The Opposition is likely to support the move, with leader Mark Latham indicating Labor would replace the commission with another Indigenous body.

But the Prime Minister says ATSIC will not be replaced with an alternative body.

"We will appoint a group of distinguished Indigenous people to advise the Government, on a purely advisory basis, in relation to Aboriginal affairs."

Mr Howard insists Indigenous people will be better off.

"This will not result in less money for Indigenous affairs," he said.

"It will, in fact, result in more resources being focused on challenging areas of Indigenous need."

Mr Howard says legislation will be introduced in Parliament to abolish ATSIC next month.

Acting chairman unimpressed

Acting ATSIC chairman Lionel Quartermaine says the commission has not been a failure and has expressed his disappointment at the decision.

"When are the politicans of this country, Labor as well as the Coalition, going to come under a bipartisan agreement to work with and to improve Aboriginal people's wellbeing?" he said.

"I thought they were leaders."

Suspended ATSIC chairman Geoff Clark has expressed his disgust at the organisation's demise.

Mr Clark says the decision will further disadvantage Aboriginies.

"There'll be just lack of service, there'll be absolute chaos, the amount of Aboriginal people that will fall on the unemployment list," he said.

"The fact is most of those resources go to rural Australia and is administered and spent in rural townships, and where Aboriginal populations are centred you'll see a decline in the resources."

Mr Clark, who is currently fighting his suspension through the Federal Court, says the decision sends the wrong message.

"Why are we tearing down the very democratic processes, particularly when the Prime Minister says we're all equal and we should be mainstream and we're all one?" he said.

"Why are we not entitled to a democratic process to hear our visions and to hear our complaints and our solutions as to what it is that's important to Aboriginal people?"

But the CLP member for the Darwin seat of Solomon David Tollner has welcomed the decision.
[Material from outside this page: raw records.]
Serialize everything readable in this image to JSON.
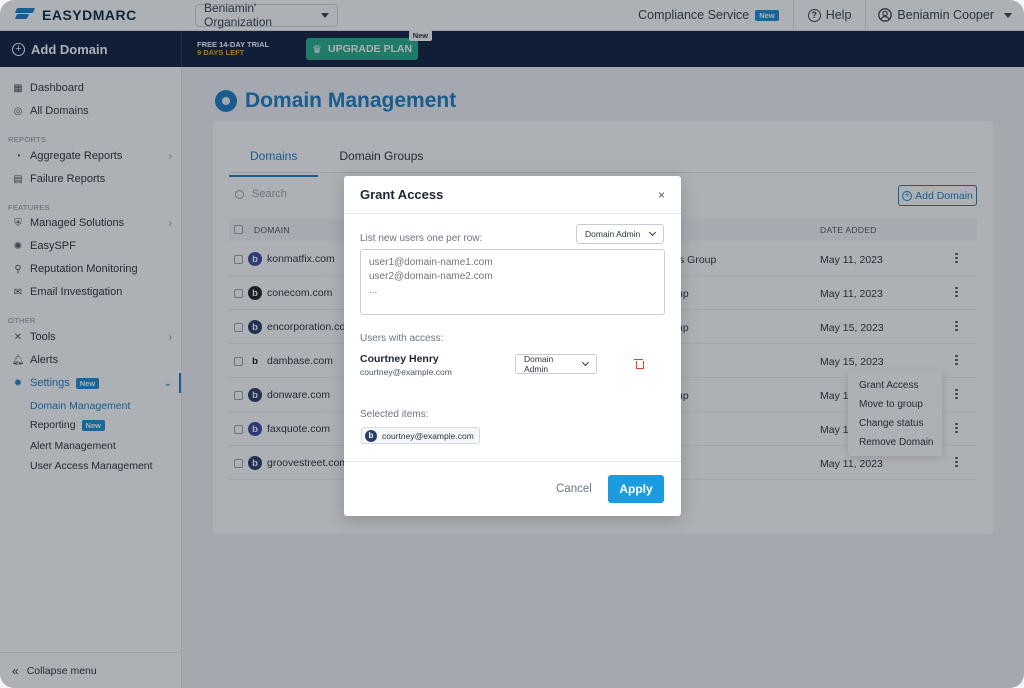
{
  "app": {
    "brand": "EASYDMARC"
  },
  "topbar": {
    "organization": "Beniamin' Organization",
    "compliance_label": "Compliance Service",
    "compliance_badge": "New",
    "help_label": "Help",
    "user_name": "Beniamin Cooper"
  },
  "darkbar": {
    "add_domain": "Add Domain",
    "trial_line1": "FREE 14-DAY TRIAL",
    "trial_line2": "9 DAYS LEFT",
    "upgrade_label": "UPGRADE PLAN",
    "upgrade_badge": "New"
  },
  "sidebar": {
    "dashboard": "Dashboard",
    "all_domains": "All Domains",
    "section_reports": "REPORTS",
    "aggregate_reports": "Aggregate Reports",
    "failure_reports": "Failure Reports",
    "section_features": "FEATURES",
    "managed_solutions": "Managed Solutions",
    "easyspf": "EasySPF",
    "reputation_monitoring": "Reputation Monitoring",
    "email_investigation": "Email Investigation",
    "section_other": "OTHER",
    "tools": "Tools",
    "alerts": "Alerts",
    "settings": "Settings",
    "settings_badge": "New",
    "sub_domain_management": "Domain Management",
    "sub_reporting": "Reporting",
    "sub_reporting_badge": "New",
    "sub_alert_management": "Alert Management",
    "sub_user_access_management": "User Access Management",
    "collapse": "Collapse menu"
  },
  "main": {
    "title": "Domain Management",
    "tabs": [
      "Domains",
      "Domain Groups"
    ],
    "search_placeholder": "Search",
    "add_domain_button": "Add Domain",
    "col_domain": "DOMAIN",
    "col_date": "DATE ADDED",
    "rows": [
      {
        "favicon": "b",
        "favicon_color": "#3b4ea0",
        "domain": "konmatfix.com",
        "group": "'s Group",
        "date": "May 11, 2023"
      },
      {
        "favicon": "b",
        "favicon_color": "#1f2328",
        "domain": "conecom.com",
        "group": "up",
        "date": "May 11, 2023"
      },
      {
        "favicon": "b",
        "favicon_color": "#2a3e6a",
        "domain": "encorporation.com",
        "group": "up",
        "date": "May 15, 2023"
      },
      {
        "favicon": "b",
        "favicon_color": "#ffffff",
        "domain": "dambase.com",
        "group": "",
        "date": "May 15, 2023"
      },
      {
        "favicon": "b",
        "favicon_color": "#2a3e6a",
        "domain": "donware.com",
        "group": "up",
        "date": "May 11"
      },
      {
        "favicon": "b",
        "favicon_color": "#3b4ea0",
        "domain": "faxquote.com",
        "group": "",
        "date": "May 11"
      },
      {
        "favicon": "b",
        "favicon_color": "#2a3e6a",
        "domain": "groovestreet.com",
        "group": "",
        "date": "May 11, 2023"
      }
    ],
    "context_menu": [
      "Grant Access",
      "Move to group",
      "Change status",
      "Remove Domain"
    ]
  },
  "modal": {
    "title": "Grant Access",
    "close": "×",
    "list_label": "List new users one per row:",
    "role_default": "Domain Admin",
    "textarea_placeholder": "user1@domain-name1.com\nuser2@domain-name2.com\n...",
    "users_label": "Users with access:",
    "user_name": "Courtney Henry",
    "user_email": "courtney@example.com",
    "user_role": "Domain Admin",
    "selected_label": "Selected items:",
    "chip_favicon": "b",
    "chip_text": "courtney@example.com",
    "cancel": "Cancel",
    "apply": "Apply"
  },
  "colors": {
    "accent": "#1c7fc4",
    "navy": "#0e2140",
    "upgrade": "#27b08a",
    "apply": "#1c9ce0",
    "danger": "#e0452c"
  }
}
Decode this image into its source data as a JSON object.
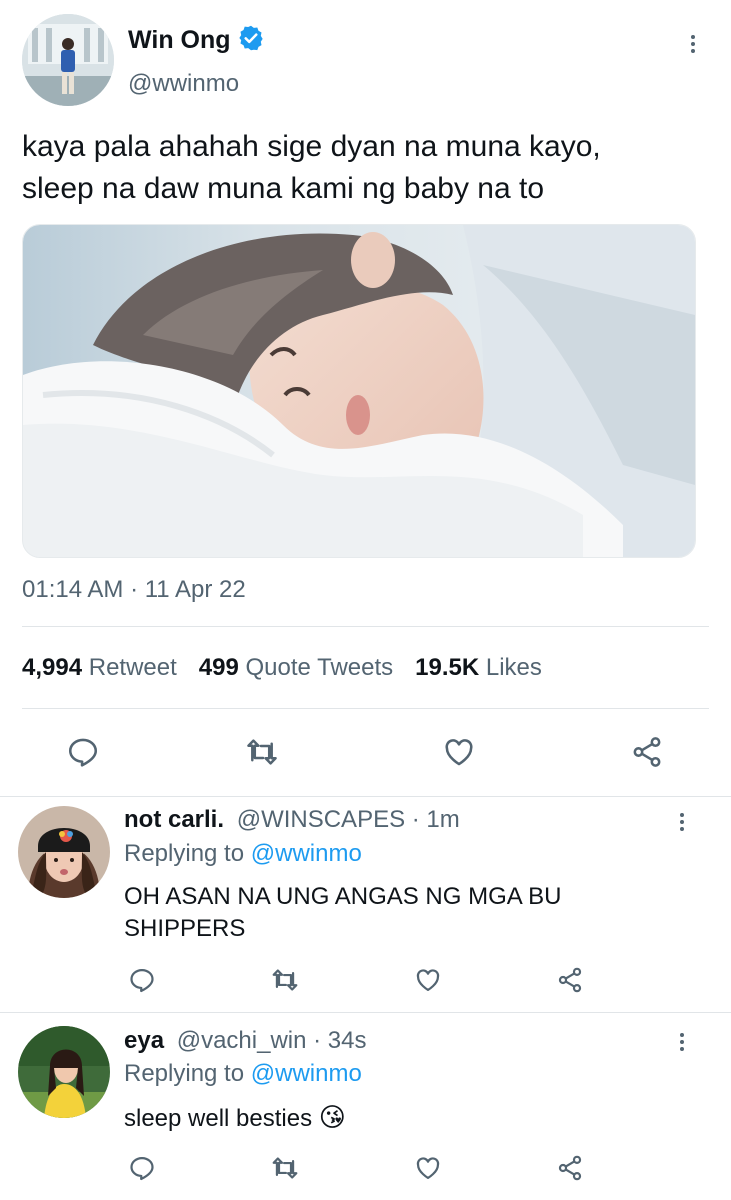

"No it's not a shock to me," he said. "I think it's something that's been brewing for quite some time and I think sooner or later the Government had to step in and do this."

And former Northern Territory Labor senator Bob Collins says Mr Clark must shoulder a large part of the blame.

"What really disappoints me is that the chairman, right up until this day, refuses to acknowledge any responsibility whatsoever on his own part for the contribution to the demise of ATSIC, which I just think is very sad," he said.

"He does have to bear a lot of the blame."

In other developments:

Indigenous groups say it is no surprise the Federal Government has moved to abolish the Aboriginal and Torres Strait Islander Commission (ATSIC).